Il arrive parfois qu’on commence un film qui a un titre, je veux dire un titre évident, qui va lui rester. Mais c’est un bonheur trop rare. Et dès lors, c’est la corrida. (…) Le titre, c’est LE problème. C’est notre première pub, et celle sur laquelle on peine le plus. Il y a des titres qui sont déterminants pour la carrière d’un film, qui donnent envie d’aller le voir, comme certains titres de romans donnent envie d’acheter le livre, mais pourquoi ? On ne sait pas.
À nous les petites Anglaises était un titre formidable. Diabolo menthe aussi. J’avais envie d’aller voir Diabolo menthe mais qu’on ne me demande pas pourquoi. Avec Inspecteur la Bavure associé à Coluche, il ne servait à rien d’ajouter autre chose, la publicité était faite. Et cela soulève la question des titres qui servent la vedette, tandis que la vedette sert le titre, chacun valorisant l’autre.

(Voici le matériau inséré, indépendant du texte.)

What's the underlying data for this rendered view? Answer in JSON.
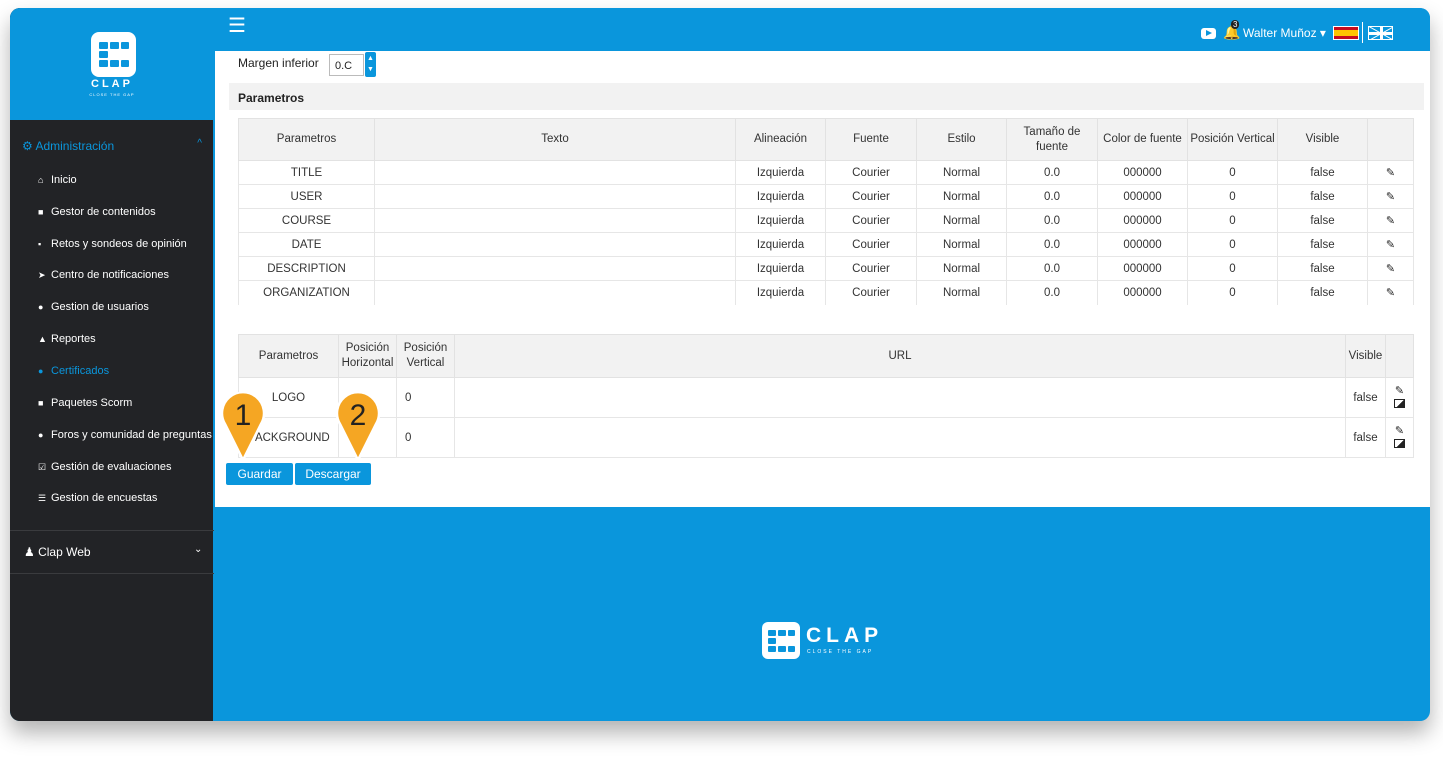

Annie Girardot « collait » à Docteur Françoise Gaillard, Romy Schneider à La Banquière, Bourvil à Un drôle de paroissien. René Chateau, le publicitaire, a su tenir bon pour nous persuader de garder Flic ou voyou, que nous voulions abandonner. Une réussite pour Belmondo, flic ou voyou, exactement l’ambiguïté du personnage qu’il aime à jouer. Cette fois, c’est le scénario qui s’est infléchi, avec deux scènes supplémentaires, pour justifier son titre.
Tout le monde est d’accord pour décréter qu’il y a de « bons titres » et de « mauvais titres ». Mais la chose en reste là. Qu’est-ce qu’un bon titre ? On a tendance, a posteriori, à trouver bon le titre d’un film qui a eu du succès. On espère que le titre va « tirer » le film, mais n’est-ce pas parfois le contraire ? Tout le monde a trouvé Les Tontons flingueurs un titre épouvantable. Après, j’ai entendu dire qu’il était épatant. (…) Un bon titre ? J’ai osé formuler une règle : ne pas le dissocier de sa vedette. Je la retire tout de suite, combien d’exemples m’apporteraient un démenti. Le titre est bon quand il arrive à point nommé ! Je n’ai pas apprécié le titre Et la tendresse, bordel ? (le film non plus, d’ailleurs). J’avais tort : dans l’état d’esprit de ce moment-là, il était très racoleur. Deux ans plus tôt, deux ans plus tard, il n’aurait pas fonctionné. (…)
Un bon titre ? Nous avons tout essayé : des sortes de tables rondes avec l’ensemble du personnel de la maison des concours publics, avec l’appui de la presse… Nous avons demandé leur participation à des gens réputés imaginatifs, intelligents. (Ce sont généralement ceux-là qui proposent les titres les plus stupides.) Nous finissons par nous retrouver entre nous, les auteurs, le réalisateur et les divers publicitaires.